C'est avec des témoignages comme le votre que remontent à la surface certains souvenirs, d'enfant d'une dizaine d'années, enfouis très très loin, au plus profond de notre mémoire.
Josette
Nous sommes tous du boulevard Richard-Lenoir et de sa foire à la ferraille. Tous nous avons tenu la main du père. Le père des dimanches frisquets. Avec, Joseph, mon daron, on flânait sur le vaste trottoir, nullement pour chiner. Pour voir, rien que pour voir. On touchait des yeux. On humait aussi. Il faisait froid et chaud. Odeur de marrons. Chauds, chauds les marrons !

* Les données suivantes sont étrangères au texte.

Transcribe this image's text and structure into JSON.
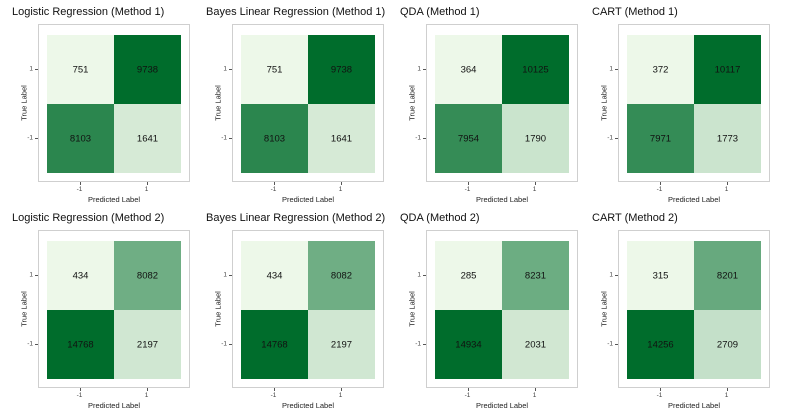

Après la flânerie, le cinéma. L'expédition se poursuivait vers la rue de Lyon (Le Liberté) ou la rue Saint-Antoine (Studio Rivoli ou Saint-Paul). A moins que les pas de mon père nous mènent au Cinévox du Faubourg Saint-Antoine ou au Dejazet du "Boulevard du Crime".
Hercules de foire, rois de l'évasion, fakirs... quelque soit le chemin qui menait au grand écran, nous les rencontrions, invariablement.
La rue, comme le cinéma, était un spectacle permanent.